Une dynamique « blancs » en région et plus loin
La commercialisation a également évolué. Auparavant, les vins savoyards étaient très majoritairement consommés en région, d’abord par les Savoyards mais également par les touristes en station. « Ils sont toujours bus principalement ici, mais grâce à des viticulteurs précurseurs qui ont su élaborer des vins de grande qualité, ils ont été repérés par des prescripteurs comme les restaurants gastronomiques, des sommeliers et des journalistes, et ont ainsi pu sortir de la fondue-raclette » précise Michel Bouche. Les plus grandes cuvées ont commencé à « s’exporter » sur les grandes tables notamment parisiennes et même à l’export qui atteint désormais 7 %. Michel Bouche se souvient qu’un ancien président de l’interprofession disait qu’il n’y avait pas besoin d’aller vendre sur d’autres marchés puisque l’on exportait sur place avec les touristes.

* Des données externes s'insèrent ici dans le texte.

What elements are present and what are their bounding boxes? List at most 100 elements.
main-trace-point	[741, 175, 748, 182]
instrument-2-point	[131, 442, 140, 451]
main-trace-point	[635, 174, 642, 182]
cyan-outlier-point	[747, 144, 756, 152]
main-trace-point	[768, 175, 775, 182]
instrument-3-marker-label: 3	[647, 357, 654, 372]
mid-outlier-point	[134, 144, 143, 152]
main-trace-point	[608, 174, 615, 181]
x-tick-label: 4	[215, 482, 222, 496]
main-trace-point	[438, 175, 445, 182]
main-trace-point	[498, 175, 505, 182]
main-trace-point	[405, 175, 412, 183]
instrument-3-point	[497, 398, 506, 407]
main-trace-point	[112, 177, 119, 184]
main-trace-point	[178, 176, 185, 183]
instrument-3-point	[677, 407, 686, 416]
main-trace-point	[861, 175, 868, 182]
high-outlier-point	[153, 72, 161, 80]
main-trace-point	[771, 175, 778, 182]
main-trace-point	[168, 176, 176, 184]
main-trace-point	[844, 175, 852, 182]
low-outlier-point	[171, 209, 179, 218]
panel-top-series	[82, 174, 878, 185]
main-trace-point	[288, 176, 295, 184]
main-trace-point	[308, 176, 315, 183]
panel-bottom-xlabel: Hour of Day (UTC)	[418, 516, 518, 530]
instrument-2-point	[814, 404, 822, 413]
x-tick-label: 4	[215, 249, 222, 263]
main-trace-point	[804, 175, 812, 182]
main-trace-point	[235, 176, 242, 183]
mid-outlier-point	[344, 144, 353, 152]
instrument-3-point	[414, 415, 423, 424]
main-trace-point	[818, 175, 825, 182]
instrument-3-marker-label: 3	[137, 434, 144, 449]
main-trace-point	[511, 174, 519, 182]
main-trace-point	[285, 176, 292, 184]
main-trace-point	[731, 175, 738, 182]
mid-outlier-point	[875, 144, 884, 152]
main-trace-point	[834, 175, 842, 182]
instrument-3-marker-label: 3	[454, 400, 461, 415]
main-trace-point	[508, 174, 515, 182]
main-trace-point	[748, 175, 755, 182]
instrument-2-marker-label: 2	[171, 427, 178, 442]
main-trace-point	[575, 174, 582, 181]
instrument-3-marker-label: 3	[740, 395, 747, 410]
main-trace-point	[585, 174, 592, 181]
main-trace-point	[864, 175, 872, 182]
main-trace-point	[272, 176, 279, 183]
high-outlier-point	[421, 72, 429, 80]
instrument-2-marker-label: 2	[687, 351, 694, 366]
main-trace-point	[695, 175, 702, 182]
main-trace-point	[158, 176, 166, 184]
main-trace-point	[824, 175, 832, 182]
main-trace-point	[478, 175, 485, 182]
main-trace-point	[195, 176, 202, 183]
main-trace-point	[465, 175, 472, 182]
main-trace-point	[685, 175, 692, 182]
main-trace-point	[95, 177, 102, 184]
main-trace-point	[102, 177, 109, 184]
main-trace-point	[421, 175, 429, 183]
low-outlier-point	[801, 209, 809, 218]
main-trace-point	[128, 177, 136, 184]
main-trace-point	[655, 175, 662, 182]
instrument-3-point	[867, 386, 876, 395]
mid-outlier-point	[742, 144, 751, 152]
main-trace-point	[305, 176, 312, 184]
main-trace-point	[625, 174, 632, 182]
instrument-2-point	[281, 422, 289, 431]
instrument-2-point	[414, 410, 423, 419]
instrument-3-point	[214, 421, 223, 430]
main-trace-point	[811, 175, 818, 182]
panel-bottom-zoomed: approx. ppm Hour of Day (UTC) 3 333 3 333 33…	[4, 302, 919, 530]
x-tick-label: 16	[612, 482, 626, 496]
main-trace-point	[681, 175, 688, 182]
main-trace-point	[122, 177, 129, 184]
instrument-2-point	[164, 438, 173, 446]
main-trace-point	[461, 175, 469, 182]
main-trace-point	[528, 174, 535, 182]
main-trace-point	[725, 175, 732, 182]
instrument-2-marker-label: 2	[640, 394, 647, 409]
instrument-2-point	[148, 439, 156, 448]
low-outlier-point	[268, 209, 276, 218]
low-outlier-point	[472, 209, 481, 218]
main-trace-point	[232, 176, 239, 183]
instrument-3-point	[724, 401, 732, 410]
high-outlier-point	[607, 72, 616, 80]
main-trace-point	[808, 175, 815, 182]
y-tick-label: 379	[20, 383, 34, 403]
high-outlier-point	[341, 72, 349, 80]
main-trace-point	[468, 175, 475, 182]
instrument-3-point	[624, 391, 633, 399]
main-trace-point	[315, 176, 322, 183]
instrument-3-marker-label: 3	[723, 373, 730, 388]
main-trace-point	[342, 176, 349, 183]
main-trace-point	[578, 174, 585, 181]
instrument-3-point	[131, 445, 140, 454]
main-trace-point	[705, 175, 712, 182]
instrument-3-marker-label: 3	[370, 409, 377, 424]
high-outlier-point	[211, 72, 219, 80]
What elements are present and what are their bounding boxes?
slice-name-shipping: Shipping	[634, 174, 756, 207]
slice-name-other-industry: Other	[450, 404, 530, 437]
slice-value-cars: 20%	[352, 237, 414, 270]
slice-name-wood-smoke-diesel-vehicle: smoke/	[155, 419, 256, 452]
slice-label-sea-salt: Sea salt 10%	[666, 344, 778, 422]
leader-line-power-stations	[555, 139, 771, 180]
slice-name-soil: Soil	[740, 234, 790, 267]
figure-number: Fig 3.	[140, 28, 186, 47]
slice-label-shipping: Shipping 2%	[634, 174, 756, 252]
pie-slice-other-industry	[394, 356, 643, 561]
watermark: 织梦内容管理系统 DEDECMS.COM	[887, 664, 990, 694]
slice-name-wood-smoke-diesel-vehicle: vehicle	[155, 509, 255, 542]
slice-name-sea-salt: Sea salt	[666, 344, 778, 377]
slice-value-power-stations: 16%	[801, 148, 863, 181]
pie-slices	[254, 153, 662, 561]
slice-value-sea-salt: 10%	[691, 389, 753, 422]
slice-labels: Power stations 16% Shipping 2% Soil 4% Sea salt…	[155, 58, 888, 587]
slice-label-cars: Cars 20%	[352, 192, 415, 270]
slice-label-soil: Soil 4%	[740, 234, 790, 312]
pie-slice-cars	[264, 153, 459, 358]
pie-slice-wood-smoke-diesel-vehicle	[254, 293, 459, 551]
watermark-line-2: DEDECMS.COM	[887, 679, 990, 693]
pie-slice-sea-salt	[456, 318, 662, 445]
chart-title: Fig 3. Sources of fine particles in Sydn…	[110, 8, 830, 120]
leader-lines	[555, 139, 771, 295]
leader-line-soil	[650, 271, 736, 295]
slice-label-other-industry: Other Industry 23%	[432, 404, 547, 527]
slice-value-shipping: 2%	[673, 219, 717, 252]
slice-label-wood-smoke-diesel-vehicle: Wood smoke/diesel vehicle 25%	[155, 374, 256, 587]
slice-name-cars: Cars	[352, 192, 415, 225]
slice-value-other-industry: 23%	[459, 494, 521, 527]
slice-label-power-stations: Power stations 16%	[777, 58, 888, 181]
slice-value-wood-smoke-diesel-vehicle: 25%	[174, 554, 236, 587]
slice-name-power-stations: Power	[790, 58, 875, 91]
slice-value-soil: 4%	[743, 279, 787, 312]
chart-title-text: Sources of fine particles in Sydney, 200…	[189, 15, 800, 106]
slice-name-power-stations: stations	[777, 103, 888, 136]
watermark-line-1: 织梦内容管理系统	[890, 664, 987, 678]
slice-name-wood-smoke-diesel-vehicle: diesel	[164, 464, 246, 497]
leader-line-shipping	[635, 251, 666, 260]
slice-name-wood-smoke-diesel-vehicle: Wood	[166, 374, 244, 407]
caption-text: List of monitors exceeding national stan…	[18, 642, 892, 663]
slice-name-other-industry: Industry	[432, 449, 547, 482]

Laurent Cavaillé confirme cette évolution et cette « dynamique de progrès » : « Aujourd’hui, les professionnels comme les sommeliers "s’éclatent" avec les vins de Savoie et la diversité des cépages et des terroirs ; les jeunes sommeliers raffolent de leur originalité et de leur potentiel de fraîcheur. De plus, dans le contexte du changement climatique, nos vins sont de ceux, de plus en plus rares, qui conservent des degrés d’alcool permettant de préserver des équilibres entre l’alcool et l’acidité. » Le vignoble, majoritairement blanc à 72 %, profite aussi de la dynamique de la couleur et des effervescents pour les crémants de Savoie, la huitième et dernière appellation reconnue en 2014. L’interprofession s’attache à renforcer les circuits les plus rémunérateurs car le vignoble, souvent en forte pente et nécessitant davantage de main d’œuvre, engendre des coûts de production plus élevés. Outre la restauration et l’export, elle vise à doper la vente directe en s’appuyant sur la montée en puissance de l’offre œnotouristique. Celle-ci s’est professionnalisée depuis une dizaine d’années (une douzaine de territoires labellisés Vignobles & Découvertes), et de surcroît profite désormais de l’attractivité de la montagne l’été.